Mao, though, was a liar, of course. All Communists are liars. They want absolute tyranny, and no matter what they say, they never stop until they get it. In this case, 10-15 years or so down the road, they took the land from the peasants, and placed it under the control of the State, which took everything they grew, then gave some of it back to them. Understandably, many of them were very upset. In the Soviet Union, many refused to grow food, and in retaliation Stalin condemned millions to starvation, by taking everything they did grow, and prohibiting all importation of food.
In the Chinese case, simple incompetence caused a similar result, with tens of millions dying of preventable hunger, after being “saved” by Communism. It is somewhat complex, so I won’t get into the details here.
(It is my sincere hope I can at some point induce in a previously commited Communist nausea at the extent of the horror they have sponsored).
In any event, relative moderate (read: incomplete psychopath) Deng Xiopeng forced Mao out as head of the Party (the ruling aristocracy), and implemented liberalization. One of the features of this was limited de facto land ownership.
On this point, our illustrious professor comments that whereas they had previously had to give up all of their food, now they had to surrender a certain amount, but were able to keep anything the raised over that amount. He viewed this as an improvement.
What is noteworthy about this, is that THIS IS FEUDALISM. You have the peasant and the Lord of the area. The peasant pays his taxes to the Lord, and keeps what is left.

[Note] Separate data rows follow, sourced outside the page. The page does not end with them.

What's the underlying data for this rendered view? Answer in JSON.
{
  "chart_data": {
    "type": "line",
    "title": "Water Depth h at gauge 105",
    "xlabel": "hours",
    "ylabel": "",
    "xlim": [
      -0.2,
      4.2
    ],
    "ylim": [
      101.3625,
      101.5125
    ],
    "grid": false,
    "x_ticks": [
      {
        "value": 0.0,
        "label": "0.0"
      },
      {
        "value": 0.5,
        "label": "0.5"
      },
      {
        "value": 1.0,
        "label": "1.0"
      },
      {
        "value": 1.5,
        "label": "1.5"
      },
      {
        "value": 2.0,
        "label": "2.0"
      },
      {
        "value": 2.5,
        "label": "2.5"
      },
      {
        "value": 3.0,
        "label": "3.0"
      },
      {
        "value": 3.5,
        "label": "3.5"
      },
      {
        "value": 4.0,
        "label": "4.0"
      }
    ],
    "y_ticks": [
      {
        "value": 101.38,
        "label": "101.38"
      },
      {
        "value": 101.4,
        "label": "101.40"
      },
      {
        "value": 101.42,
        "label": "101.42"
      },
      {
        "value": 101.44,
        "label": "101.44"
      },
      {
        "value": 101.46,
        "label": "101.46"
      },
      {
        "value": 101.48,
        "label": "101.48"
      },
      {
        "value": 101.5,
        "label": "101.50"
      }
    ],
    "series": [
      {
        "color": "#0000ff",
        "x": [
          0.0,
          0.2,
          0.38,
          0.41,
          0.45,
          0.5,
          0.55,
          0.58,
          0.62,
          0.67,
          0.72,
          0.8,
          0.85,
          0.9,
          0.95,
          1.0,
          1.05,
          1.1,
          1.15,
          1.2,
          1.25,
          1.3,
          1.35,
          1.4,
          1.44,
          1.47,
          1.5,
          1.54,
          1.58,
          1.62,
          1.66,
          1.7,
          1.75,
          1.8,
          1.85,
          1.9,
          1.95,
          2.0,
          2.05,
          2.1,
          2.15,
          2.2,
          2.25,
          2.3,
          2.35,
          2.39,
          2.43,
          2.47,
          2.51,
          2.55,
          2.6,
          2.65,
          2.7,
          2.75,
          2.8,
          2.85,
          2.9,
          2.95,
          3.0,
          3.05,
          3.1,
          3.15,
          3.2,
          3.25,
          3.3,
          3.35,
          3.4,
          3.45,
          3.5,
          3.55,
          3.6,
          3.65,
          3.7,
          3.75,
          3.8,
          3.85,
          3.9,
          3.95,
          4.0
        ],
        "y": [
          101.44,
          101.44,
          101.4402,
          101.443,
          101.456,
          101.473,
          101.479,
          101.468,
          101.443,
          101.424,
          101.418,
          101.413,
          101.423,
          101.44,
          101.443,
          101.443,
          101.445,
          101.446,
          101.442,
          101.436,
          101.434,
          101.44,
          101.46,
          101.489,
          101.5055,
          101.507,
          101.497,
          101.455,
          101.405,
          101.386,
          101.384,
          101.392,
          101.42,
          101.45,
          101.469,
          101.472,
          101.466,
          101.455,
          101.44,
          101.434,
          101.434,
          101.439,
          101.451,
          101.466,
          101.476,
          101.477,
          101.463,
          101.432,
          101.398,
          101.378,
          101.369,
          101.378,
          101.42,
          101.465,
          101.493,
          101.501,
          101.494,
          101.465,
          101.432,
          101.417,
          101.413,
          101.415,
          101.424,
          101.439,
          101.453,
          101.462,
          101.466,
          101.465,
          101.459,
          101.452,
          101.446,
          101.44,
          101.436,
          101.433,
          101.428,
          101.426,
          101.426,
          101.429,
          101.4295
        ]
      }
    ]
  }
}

Tens of millions died to return to a system which was worse than what they had before the revolution.
It’s interesting that as a professional he couldn’t make that connection. All that has happened, when Communists take over, is you have deducted ideas of virtue and honor from what is otherwise a medieval system. Communists eradicated the “mandate of heaven”, which had been a key feature of Chinese political theory for nearly 3 millenia. That doctrine stated, in effect, the same thing our Declaration of Independence did, that when governments become abusive, the people have the right to overthrow them.
The Chinese Communists–like all Communists–have kept what was bad, and implemented it in such a way that all moral critiques have been disabled.